Landlords and economists overestimated the impact of the crisis when only 78% of renters paid in the first week of April. But payments were made later that month. Since then, tenants have made some sort of monthly rent payment, partial or late.
Renters are also more hopeful about being able to pay rent. In mid-May, 62% of renters said they would be able to pay June rent in full, up from 52% the same time last month. And only 8% said they won’t be able to pay rent at all in June compared to 12% last month, according to a survey of 15,000 renters by Grace Hill, a South Carolina-based property management training company.
Some renters hit harder than others
Some renters had no interruption during the pandemic — Office jobs, which already have higher-paying wages on average than retail or food service employees, had fewer disruptions from widespread lockdowns because employees could work from home. Meanwhile, younger, low-income and urban-dwelling households had significantly higher rates of nonpayment, according to Apartment List.
And only about 84% of tenants in low-end apartments, which are more than 20 years old and in less desirable locations, made rent payments by June 13, compared to about 90.3% payment in middle-market and luxury properties, according to RealPage.
“With lower incomes and limited savings, any interruption in wages tends to lead to financial struggle for residents,” in low-end apartments, said Willett.
Certain cities also fared worse than the average. Las Vegas rent payments dropped 4.7 percentage points from the same time last year, and California rent payments faltered — 5.6 percentage points in Los Angeles, 2.4 percentage points in San Francisco and 2.5 percentage points in San Jose, according to RealPage.

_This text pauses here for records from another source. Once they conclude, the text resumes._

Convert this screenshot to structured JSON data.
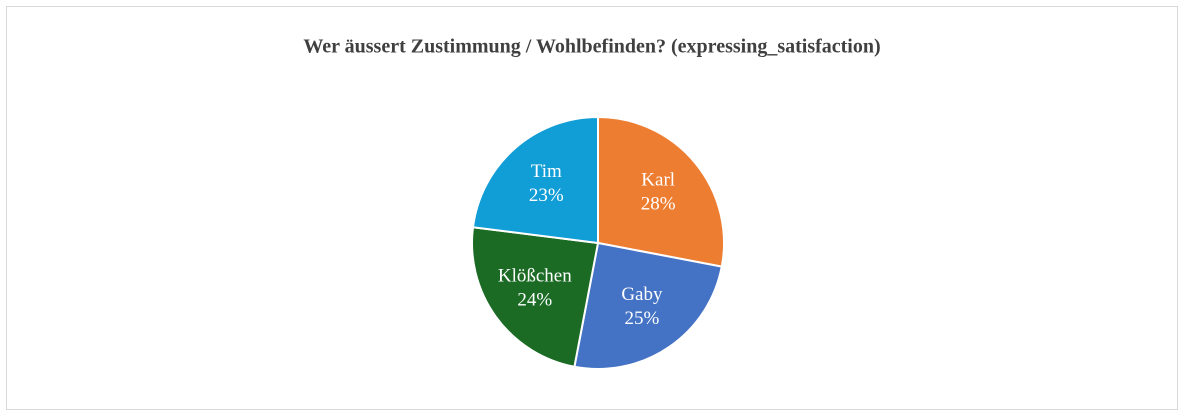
{
  "chart_data": {
    "type": "pie",
    "title": "Wer äussert Zustimmung / Wohlbefinden? (expressing_satisfaction)",
    "categories": [
      "Karl",
      "Gaby",
      "Klößchen",
      "Tim"
    ],
    "values": [
      28,
      25,
      24,
      23
    ],
    "value_labels": [
      "28%",
      "25%",
      "24%",
      "23%"
    ],
    "colors": [
      "#ed7d31",
      "#4472c4",
      "#1b6b25",
      "#119dd6"
    ]
  }
}
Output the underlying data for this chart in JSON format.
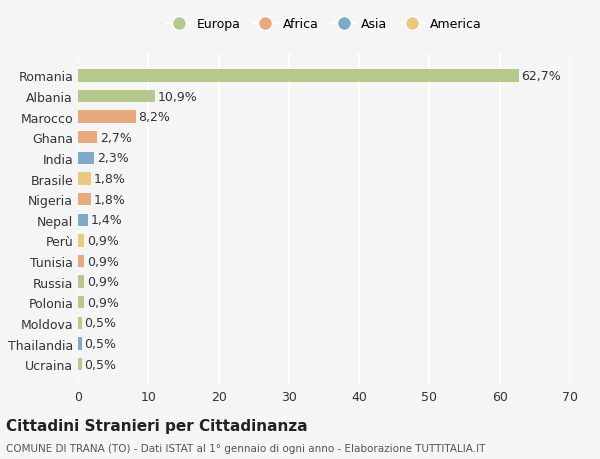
{
  "countries": [
    "Ucraina",
    "Thailandia",
    "Moldova",
    "Polonia",
    "Russia",
    "Tunisia",
    "Perù",
    "Nepal",
    "Nigeria",
    "Brasile",
    "India",
    "Ghana",
    "Marocco",
    "Albania",
    "Romania"
  ],
  "values": [
    0.5,
    0.5,
    0.5,
    0.9,
    0.9,
    0.9,
    0.9,
    1.4,
    1.8,
    1.8,
    2.3,
    2.7,
    8.2,
    10.9,
    62.7
  ],
  "labels": [
    "0,5%",
    "0,5%",
    "0,5%",
    "0,9%",
    "0,9%",
    "0,9%",
    "0,9%",
    "1,4%",
    "1,8%",
    "1,8%",
    "2,3%",
    "2,7%",
    "8,2%",
    "10,9%",
    "62,7%"
  ],
  "continents": [
    "Europa",
    "Asia",
    "Europa",
    "Europa",
    "Europa",
    "Africa",
    "America",
    "Asia",
    "Africa",
    "America",
    "Asia",
    "Africa",
    "Africa",
    "Europa",
    "Europa"
  ],
  "continent_colors": {
    "Europa": "#b5c98e",
    "Africa": "#e8a97e",
    "Asia": "#7eaac8",
    "America": "#e8c97e"
  },
  "legend_order": [
    "Europa",
    "Africa",
    "Asia",
    "America"
  ],
  "xlim": [
    0,
    70
  ],
  "xticks": [
    0,
    10,
    20,
    30,
    40,
    50,
    60,
    70
  ],
  "title": "Cittadini Stranieri per Cittadinanza",
  "subtitle": "COMUNE DI TRANA (TO) - Dati ISTAT al 1° gennaio di ogni anno - Elaborazione TUTTITALIA.IT",
  "background_color": "#f5f5f5",
  "grid_color": "#ffffff",
  "bar_height": 0.6,
  "label_fontsize": 9,
  "axis_fontsize": 9,
  "title_fontsize": 11
}
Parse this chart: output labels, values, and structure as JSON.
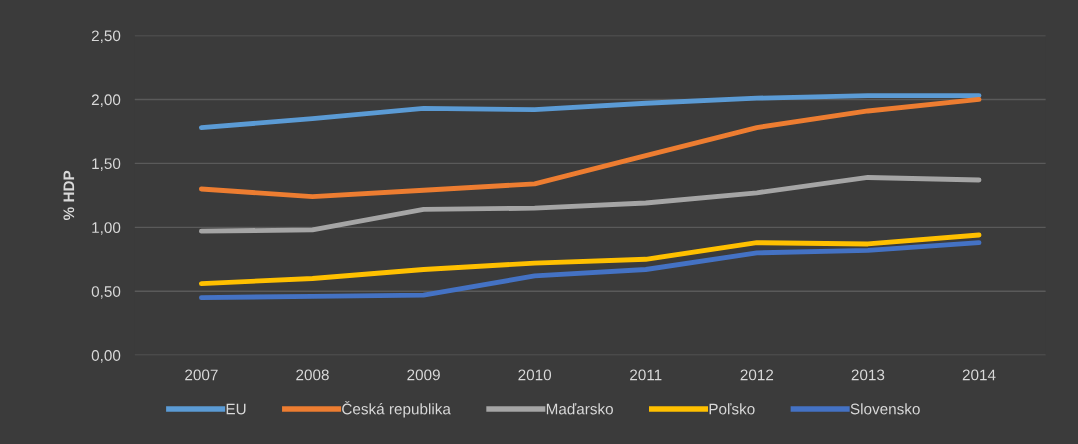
{
  "chart_data": {
    "type": "line",
    "ylabel": "% HDP",
    "categories": [
      "2007",
      "2008",
      "2009",
      "2010",
      "2011",
      "2012",
      "2013",
      "2014"
    ],
    "series": [
      {
        "name": "EU",
        "color": "#5b9bd5",
        "values": [
          1.78,
          1.85,
          1.93,
          1.92,
          1.97,
          2.01,
          2.03,
          2.03
        ]
      },
      {
        "name": "Česká republika",
        "color": "#ed7d31",
        "values": [
          1.3,
          1.24,
          1.29,
          1.34,
          1.56,
          1.78,
          1.91,
          2.0
        ]
      },
      {
        "name": "Maďarsko",
        "color": "#a5a5a5",
        "values": [
          0.97,
          0.98,
          1.14,
          1.15,
          1.19,
          1.27,
          1.39,
          1.37
        ]
      },
      {
        "name": "Poľsko",
        "color": "#ffc000",
        "values": [
          0.56,
          0.6,
          0.67,
          0.72,
          0.75,
          0.88,
          0.87,
          0.94
        ]
      },
      {
        "name": "Slovensko",
        "color": "#4472c4",
        "values": [
          0.45,
          0.46,
          0.47,
          0.62,
          0.67,
          0.8,
          0.82,
          0.88
        ]
      }
    ],
    "ylim": [
      0,
      2.5
    ],
    "yticks": [
      {
        "value": 0,
        "label": "0,00"
      },
      {
        "value": 0.5,
        "label": "0,50"
      },
      {
        "value": 1,
        "label": "1,00"
      },
      {
        "value": 1.5,
        "label": "1,50"
      },
      {
        "value": 2,
        "label": "2,00"
      },
      {
        "value": 2.5,
        "label": "2,50"
      }
    ],
    "grid": "y",
    "legend": "bottom",
    "marker": "none",
    "line_style": "solid"
  }
}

“It’s no surprise that rent payment levels are off the typical levels in Las Vegas. The metro has the country’s largest concentration of jobs in the hospitality sector, where job cuts have been severe,” said Willett.

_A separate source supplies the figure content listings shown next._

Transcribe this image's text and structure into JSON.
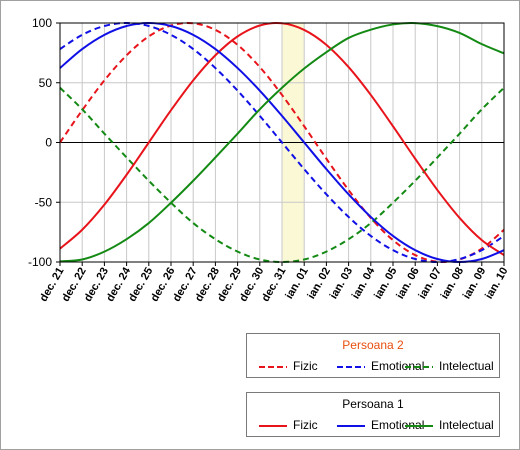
{
  "chart_data": {
    "type": "line",
    "ylim": [
      -100,
      100
    ],
    "yticks": [
      -100,
      -50,
      0,
      50,
      100
    ],
    "categories": [
      "dec. 21",
      "dec. 22",
      "dec. 23",
      "dec. 24",
      "dec. 25",
      "dec. 26",
      "dec. 27",
      "dec. 28",
      "dec. 29",
      "dec. 30",
      "dec. 31",
      "ian. 01",
      "ian. 02",
      "ian. 03",
      "ian. 04",
      "ian. 05",
      "ian. 06",
      "ian. 07",
      "ian. 08",
      "ian. 09",
      "ian. 10"
    ],
    "highlight_category": "dec. 31",
    "highlight_color": "#fbf8d6",
    "grid": true,
    "series": [
      {
        "group": "Persoana 1",
        "name": "Fizic",
        "color": "#e8141b",
        "dash": "solid",
        "values": [
          -88.8,
          -73.0,
          -52.0,
          -27.0,
          0.0,
          27.0,
          52.0,
          73.0,
          88.8,
          97.9,
          99.8,
          94.2,
          81.7,
          63.1,
          39.8,
          13.6,
          -13.6,
          -39.8,
          -63.1,
          -81.7,
          -94.2
        ]
      },
      {
        "group": "Persoana 1",
        "name": "Emotional",
        "color": "#1010e6",
        "dash": "solid",
        "values": [
          62.3,
          78.2,
          90.1,
          97.5,
          100.0,
          97.5,
          90.1,
          78.2,
          62.3,
          43.4,
          22.3,
          0.0,
          -22.3,
          -43.4,
          -62.3,
          -78.2,
          -90.1,
          -97.5,
          -100.0,
          -97.5,
          -90.1
        ]
      },
      {
        "group": "Persoana 1",
        "name": "Intelectual",
        "color": "#148a14",
        "dash": "solid",
        "values": [
          -99.5,
          -97.9,
          -91.3,
          -80.9,
          -67.4,
          -50.4,
          -32.0,
          -12.5,
          7.4,
          27.8,
          45.8,
          61.9,
          75.6,
          87.5,
          94.4,
          98.8,
          99.9,
          97.4,
          91.7,
          82.3,
          74.6
        ]
      },
      {
        "group": "Persoana 2",
        "name": "Fizic",
        "color": "#e8141b",
        "dash": "dashed",
        "values": [
          0.0,
          27.0,
          52.0,
          73.0,
          88.8,
          97.9,
          99.8,
          94.2,
          81.7,
          63.1,
          39.8,
          13.6,
          -13.6,
          -39.8,
          -63.1,
          -81.7,
          -94.2,
          -99.8,
          -97.9,
          -88.8,
          -73.0
        ]
      },
      {
        "group": "Persoana 2",
        "name": "Emotional",
        "color": "#1010e6",
        "dash": "dashed",
        "values": [
          78.2,
          90.1,
          97.5,
          100.0,
          97.5,
          90.1,
          78.2,
          62.3,
          43.4,
          22.3,
          0.0,
          -22.3,
          -43.4,
          -62.3,
          -78.2,
          -90.1,
          -97.5,
          -100.0,
          -97.5,
          -90.1,
          -78.2
        ]
      },
      {
        "group": "Persoana 2",
        "name": "Intelectual",
        "color": "#148a14",
        "dash": "dashed",
        "values": [
          45.8,
          27.8,
          7.4,
          -12.5,
          -32.0,
          -50.4,
          -67.4,
          -80.9,
          -91.3,
          -97.9,
          -100.0,
          -97.9,
          -91.3,
          -80.9,
          -67.4,
          -50.4,
          -32.0,
          -12.5,
          7.4,
          27.8,
          45.8
        ]
      }
    ]
  },
  "legends": [
    {
      "title": "Persoana 2",
      "title_color": "#e84e0f",
      "items": [
        "Fizic",
        "Emotional",
        "Intelectual"
      ]
    },
    {
      "title": "Persoana 1",
      "title_color": "#000000",
      "items": [
        "Fizic",
        "Emotional",
        "Intelectual"
      ]
    }
  ]
}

As for cities in California, “Enhanced unemployment benefits help, but the extra $600 per week provided by the CARES Act goes lots further in St. Louis than in San Francisco,” he said, referring to relief measures under the Coronavirus Aid, Relief, and Economic Security Act, which provided stimulus checks, bumped up unemployment benefits and prohibited evictions and penalties for tenants in properties with federally-backed mortgages. Over 30 states have also issued bans on evictions and penalties for not paying rent.
But renters are starting to see some relief. Rents dropped 0.5% in June, especially in cities with high non-payment like San Francisco and San Jose, according to Zumper, a California-based rental listing site.
“One of the largest contributors to this trend is that as more and more companies move into remote work, many renters don’t want to pay big city price tags when they are unable to use the amenities and are looking for more affordable options outside of large, metropolitan areas,” said Anthemos Georgiades, CEO of Zumper.